After the infamous Indiana-Detroit brawl in 2004, league rules regarding such conduct are clear. A suspension is automatic if a player throws a punch, whether it connects or not.
Obviously, Nowitzki connected and he was ejected. I didn't think there was any question he would be suspended, either, until the league did not announce any suspension on Saturday.
When that happened, it looked like Nowitzki might somehow wiggle off the hook.
Three hours before Sunday's Mavs-Clippers game, however, word came down that Nowitzki had been suspended. It turned out his absence didn't stop Dallas, which crushed the Clippers. But it did cost Nowitzki $164,000, which is his per game salary this season.
Nowitzki blew off the media after the game against Utah, although coach Rick Carlisle talked to us and told reporters he thought the closed-fist, backhanded punch to Harpring's face was accidental.
Sure, and so was that shoe-throwing incident in Iraq a couple of weeks ago.
The most curious thing to me about the whole affair was the Mavericks' contention Nowitzki was somehow within his rights to smack Harpring.
The sequence started when second-year center Kyrylo Fesenko, who had five offensive rebounds in the Jazz's first 30 games, outfought Nowitzki for one early in the fourth quarter.
Nowitzki failed and complained that he had been fouled and, after the game, Fesenko admitted he probably pushed him, although he characterized his play as "not brutal."
After the rebound, Fesenko scored and, as the ball settled into the basket, Harpring and Nowitzki came together under the basket. Harpring swung his arm up to shoulder level and pushed Nowitzki, who pushed back. A split second later, Nowitzki swung his closed right hand into Harpring's face.
Game, set and match.
When that happened, there is no way -- in my opinion -- that Nowitzki could have avoided a suspension. I was just surprised it took the NBA until Sunday morning to inform the Mavericks. That's really not fair to Carlisle and the other Maverick players. The process should have been accelerated, even if someone in New York had to work late on Saturday night.
By the way, it was the second straight time Nowitzki has come to Utah and gotten suspended. Last March, he received another one-gamer for a flagrant foul on Andrei Kirilenko, who ended up missing a couple of games with a badly bruised hip when Nowitzki knocked him out of the air on a layup attempt.
Final thought: Nowitzki better be careful or he's going to get a reputation as a dirty player, at least in Utah.

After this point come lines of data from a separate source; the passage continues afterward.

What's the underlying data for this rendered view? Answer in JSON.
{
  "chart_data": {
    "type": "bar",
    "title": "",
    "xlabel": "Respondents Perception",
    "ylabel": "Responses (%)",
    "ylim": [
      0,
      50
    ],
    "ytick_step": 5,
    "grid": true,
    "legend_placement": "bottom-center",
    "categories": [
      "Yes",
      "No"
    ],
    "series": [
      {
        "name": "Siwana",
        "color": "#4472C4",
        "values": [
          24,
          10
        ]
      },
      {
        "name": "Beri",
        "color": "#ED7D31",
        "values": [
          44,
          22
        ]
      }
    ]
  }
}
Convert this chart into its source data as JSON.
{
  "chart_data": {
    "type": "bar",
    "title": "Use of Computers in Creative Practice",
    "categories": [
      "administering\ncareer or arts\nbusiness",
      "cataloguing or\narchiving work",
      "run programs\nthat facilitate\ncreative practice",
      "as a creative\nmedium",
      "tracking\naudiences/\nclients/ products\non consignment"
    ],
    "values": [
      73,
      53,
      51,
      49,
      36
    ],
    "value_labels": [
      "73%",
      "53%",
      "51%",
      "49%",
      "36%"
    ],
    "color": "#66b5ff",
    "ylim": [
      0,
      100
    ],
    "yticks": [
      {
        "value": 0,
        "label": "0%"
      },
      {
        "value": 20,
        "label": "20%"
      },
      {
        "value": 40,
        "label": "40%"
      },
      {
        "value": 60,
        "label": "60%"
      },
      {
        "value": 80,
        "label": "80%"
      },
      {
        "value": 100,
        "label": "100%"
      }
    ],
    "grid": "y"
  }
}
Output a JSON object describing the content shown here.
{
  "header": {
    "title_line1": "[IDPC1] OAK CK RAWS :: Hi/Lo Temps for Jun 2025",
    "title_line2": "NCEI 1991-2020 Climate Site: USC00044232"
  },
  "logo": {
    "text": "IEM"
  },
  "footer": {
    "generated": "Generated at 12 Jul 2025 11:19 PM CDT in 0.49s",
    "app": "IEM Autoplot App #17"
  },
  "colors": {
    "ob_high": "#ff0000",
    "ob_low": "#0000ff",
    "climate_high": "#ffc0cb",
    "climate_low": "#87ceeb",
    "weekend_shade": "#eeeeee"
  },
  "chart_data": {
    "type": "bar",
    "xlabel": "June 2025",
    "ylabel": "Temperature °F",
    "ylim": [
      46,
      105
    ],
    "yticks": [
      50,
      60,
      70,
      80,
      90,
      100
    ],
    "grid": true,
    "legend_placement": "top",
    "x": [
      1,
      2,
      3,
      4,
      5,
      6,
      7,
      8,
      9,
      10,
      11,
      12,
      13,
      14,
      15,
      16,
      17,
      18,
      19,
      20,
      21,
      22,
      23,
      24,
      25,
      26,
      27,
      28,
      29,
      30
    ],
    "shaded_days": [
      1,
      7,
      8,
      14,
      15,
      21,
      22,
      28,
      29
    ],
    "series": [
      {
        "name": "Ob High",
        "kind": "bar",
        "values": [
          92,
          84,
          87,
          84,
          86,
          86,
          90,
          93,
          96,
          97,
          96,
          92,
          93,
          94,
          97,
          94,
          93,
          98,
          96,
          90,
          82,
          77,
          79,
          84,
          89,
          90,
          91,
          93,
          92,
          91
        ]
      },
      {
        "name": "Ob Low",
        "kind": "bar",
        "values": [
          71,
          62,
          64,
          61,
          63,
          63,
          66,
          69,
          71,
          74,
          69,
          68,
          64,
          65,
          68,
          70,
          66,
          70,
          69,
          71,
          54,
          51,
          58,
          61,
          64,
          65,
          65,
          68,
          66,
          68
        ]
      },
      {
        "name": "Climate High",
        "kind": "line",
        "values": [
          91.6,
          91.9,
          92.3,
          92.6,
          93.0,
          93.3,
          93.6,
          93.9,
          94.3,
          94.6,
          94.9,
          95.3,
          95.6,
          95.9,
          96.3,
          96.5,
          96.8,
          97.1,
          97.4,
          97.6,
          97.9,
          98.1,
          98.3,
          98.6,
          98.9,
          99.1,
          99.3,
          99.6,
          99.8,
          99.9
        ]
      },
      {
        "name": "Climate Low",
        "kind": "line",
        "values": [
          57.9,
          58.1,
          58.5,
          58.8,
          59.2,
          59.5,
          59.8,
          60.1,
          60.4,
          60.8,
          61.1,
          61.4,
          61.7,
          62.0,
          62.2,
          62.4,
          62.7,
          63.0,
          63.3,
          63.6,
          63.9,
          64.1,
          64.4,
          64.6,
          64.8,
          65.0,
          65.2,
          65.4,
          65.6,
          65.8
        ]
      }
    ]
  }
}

Worse yet, he's going to get a reputation among opponents as a 30-year-old with a lot of miles on his tires whose toughness is waning -- a player who needs star treatment from the officials and can now be frustrated by the kind of determined, fundamentally-sound defense that Kirilenko and the Jazz played against him.



2 Comments:
I think Dirk already has a reputation for being dirty -- at least here in Utah.
And, the swipe at Harpring isn't the first time he connected in that game. He caught someone (I think it was Kosta) with an elbow to the face in the second quarter.
Does "fundamentally sound defense" include the FLOP OF THE YEAR?